I personally, have never had an issue with my complexion. My skin tone is between my parents. My Mom is lighter and my Dad is darker, I fall right in the middle. My Mom never had to sit me down and have a conversation about loving my skin. I love being black. I personally, don’t think there’s anything better. But not everyone is taught to feel that way. There was a part in the documentary that almost brought me to tears. There was a little black girl who couldn’t have been any older than 5 sitting at a table. There was a picture with maybe 4 or 5 girls of different shades ranging from white to dark. She was asked who the smart one was and she pointed to the white girl. When asked who was dumb she pointed at the darkest girl. Then she was asked who was beautiful, she pointed to the white girl and when asked who was ugly she pointed at the darkest child. It hurt me. Why did she feel this way and why at such a young age? Who taught her to feel that way? I wanted to hug her and to make her understand her beauty. I’m starting to believe more and more that adults don’t realize that what they feel they intentionally or unintentionally teach younger people they know. The things you don’t like about yourself you can pass on to your children, grandchildren, nieces or nephews. I think it’s important to love yourself so you don’t put that pain and burden on future generations. I also feel that children may be taught to feel this way by the way they’re treated by other kids.
There was another part that I found disturbing and it has to do with the issue of men. Now we women have enough issues with ourselves without bringing men into it. Truthfully, a lot of things we feel about ourselves though do come from the reaction we get from men. There were men who said that they preferred light skin women with long hair (haven’t we all heard that before). They believe darker women have more of an attitude problem. Now I look at that to say that they feel lighter women are not as strong or strong-minded as dark women. Then there was a man who said he loved his chocolate women, that there was nothing better and I felt some pride. But then he said that light-skinned women were more high-maintenance and you have to put in more effort to get them. That was disappointing, like dark women aren’t worth the effort. I feel that any woman worth having is worth the effort, but again that’s just my opinion and could take me into a whole different story which may become a future article.

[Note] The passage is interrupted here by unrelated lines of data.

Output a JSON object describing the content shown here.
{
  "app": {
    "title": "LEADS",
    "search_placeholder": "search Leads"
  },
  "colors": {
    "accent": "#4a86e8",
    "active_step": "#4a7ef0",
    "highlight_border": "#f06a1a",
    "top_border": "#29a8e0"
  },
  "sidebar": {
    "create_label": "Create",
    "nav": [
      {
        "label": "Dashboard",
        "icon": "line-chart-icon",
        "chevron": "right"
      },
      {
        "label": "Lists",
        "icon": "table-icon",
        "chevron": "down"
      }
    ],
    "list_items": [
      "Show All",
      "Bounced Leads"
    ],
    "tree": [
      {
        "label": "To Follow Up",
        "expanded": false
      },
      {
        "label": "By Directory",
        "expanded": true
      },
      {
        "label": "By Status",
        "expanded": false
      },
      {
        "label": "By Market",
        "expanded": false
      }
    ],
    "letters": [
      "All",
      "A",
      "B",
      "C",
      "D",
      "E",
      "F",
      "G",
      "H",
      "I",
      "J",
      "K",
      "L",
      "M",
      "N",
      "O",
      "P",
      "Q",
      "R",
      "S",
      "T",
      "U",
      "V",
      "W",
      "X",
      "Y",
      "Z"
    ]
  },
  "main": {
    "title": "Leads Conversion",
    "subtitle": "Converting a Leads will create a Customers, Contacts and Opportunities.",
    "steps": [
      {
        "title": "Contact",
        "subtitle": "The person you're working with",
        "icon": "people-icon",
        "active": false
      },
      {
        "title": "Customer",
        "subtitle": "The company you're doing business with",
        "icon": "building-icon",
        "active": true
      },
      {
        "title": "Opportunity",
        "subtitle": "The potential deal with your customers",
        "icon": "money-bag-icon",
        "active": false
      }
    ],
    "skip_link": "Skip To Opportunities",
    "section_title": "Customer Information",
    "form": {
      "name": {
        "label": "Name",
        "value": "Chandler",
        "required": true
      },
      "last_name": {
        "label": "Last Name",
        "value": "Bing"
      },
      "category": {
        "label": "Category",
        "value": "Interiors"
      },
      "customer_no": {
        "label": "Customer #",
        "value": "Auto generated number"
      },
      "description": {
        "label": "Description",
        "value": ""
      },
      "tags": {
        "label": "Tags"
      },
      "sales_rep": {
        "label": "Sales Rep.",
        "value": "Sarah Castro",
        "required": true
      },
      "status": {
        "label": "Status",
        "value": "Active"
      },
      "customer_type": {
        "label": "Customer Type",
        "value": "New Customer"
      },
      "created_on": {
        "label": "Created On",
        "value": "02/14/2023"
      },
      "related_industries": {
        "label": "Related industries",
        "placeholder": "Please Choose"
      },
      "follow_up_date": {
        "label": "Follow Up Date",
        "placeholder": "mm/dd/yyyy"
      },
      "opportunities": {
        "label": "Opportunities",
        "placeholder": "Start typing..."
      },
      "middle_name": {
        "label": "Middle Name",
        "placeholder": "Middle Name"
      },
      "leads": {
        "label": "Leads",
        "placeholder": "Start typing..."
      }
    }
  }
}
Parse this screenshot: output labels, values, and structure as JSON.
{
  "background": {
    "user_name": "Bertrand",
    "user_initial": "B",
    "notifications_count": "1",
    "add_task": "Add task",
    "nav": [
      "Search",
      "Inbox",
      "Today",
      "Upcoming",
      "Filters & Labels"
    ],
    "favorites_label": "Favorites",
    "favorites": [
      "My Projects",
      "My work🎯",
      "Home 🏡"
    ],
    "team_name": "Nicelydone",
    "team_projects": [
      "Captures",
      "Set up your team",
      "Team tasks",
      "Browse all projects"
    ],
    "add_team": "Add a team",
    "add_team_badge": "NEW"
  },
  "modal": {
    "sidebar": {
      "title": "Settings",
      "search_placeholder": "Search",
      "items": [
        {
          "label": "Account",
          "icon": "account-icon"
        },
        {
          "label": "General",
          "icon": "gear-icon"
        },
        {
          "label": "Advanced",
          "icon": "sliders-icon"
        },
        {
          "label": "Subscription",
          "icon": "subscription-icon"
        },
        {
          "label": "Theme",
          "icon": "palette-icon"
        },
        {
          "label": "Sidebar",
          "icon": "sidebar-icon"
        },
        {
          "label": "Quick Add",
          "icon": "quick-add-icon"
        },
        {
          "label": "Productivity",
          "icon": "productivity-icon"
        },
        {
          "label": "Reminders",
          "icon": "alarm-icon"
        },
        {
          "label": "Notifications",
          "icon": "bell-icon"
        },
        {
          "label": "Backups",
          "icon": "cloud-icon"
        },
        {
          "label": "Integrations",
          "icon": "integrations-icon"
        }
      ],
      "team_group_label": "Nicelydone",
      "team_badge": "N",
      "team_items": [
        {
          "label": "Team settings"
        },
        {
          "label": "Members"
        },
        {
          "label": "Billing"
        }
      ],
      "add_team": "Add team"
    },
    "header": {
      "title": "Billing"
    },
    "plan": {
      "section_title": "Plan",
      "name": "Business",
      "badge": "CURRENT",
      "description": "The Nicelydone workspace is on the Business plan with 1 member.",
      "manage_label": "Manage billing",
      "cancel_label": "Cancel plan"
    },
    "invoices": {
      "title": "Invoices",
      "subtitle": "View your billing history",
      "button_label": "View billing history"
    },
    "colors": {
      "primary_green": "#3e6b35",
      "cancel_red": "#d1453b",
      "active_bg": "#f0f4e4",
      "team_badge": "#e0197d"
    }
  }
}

I personally feel that other races give us enough shit about our color, should we really be doing the same? I mean we’ve all made jokes about someone being so dark they could put fingerprints on charcoal or so light that they call you piss-colored and yes it’s all in fun but we honestly shouldn’t be doing it. I mean we all say we love being black and love black people but we don’t really practice that notion. We are teaching it generation after generation. I’ve seen people make a difference in family members because of their color. Why would that not be detrimental to a child? The first people in your life that are supposed to accept you are your family and if that doesn’t happen why would a child expect the world to? Kids are smarter than adults give them credit for. They can tell when they being treated differently from another child and can usually at some point figure out why. They’re color doesn’t dictate they’re behavior nor what kind of person they will become but our children are being taught that they’re less than because they’re darker.
We need to pay attention to this problem. Even if we don’t notice that this may be a problem with your child maybe it is and they haven’t told you about it. Maybe they’ve seen it done to other kids. We must teach our children to love themselves flaws and all and why not do it as early as we feel that they can comprehend what we’re trying to teach. This may help prevent some issues that tend to come up later in childhood.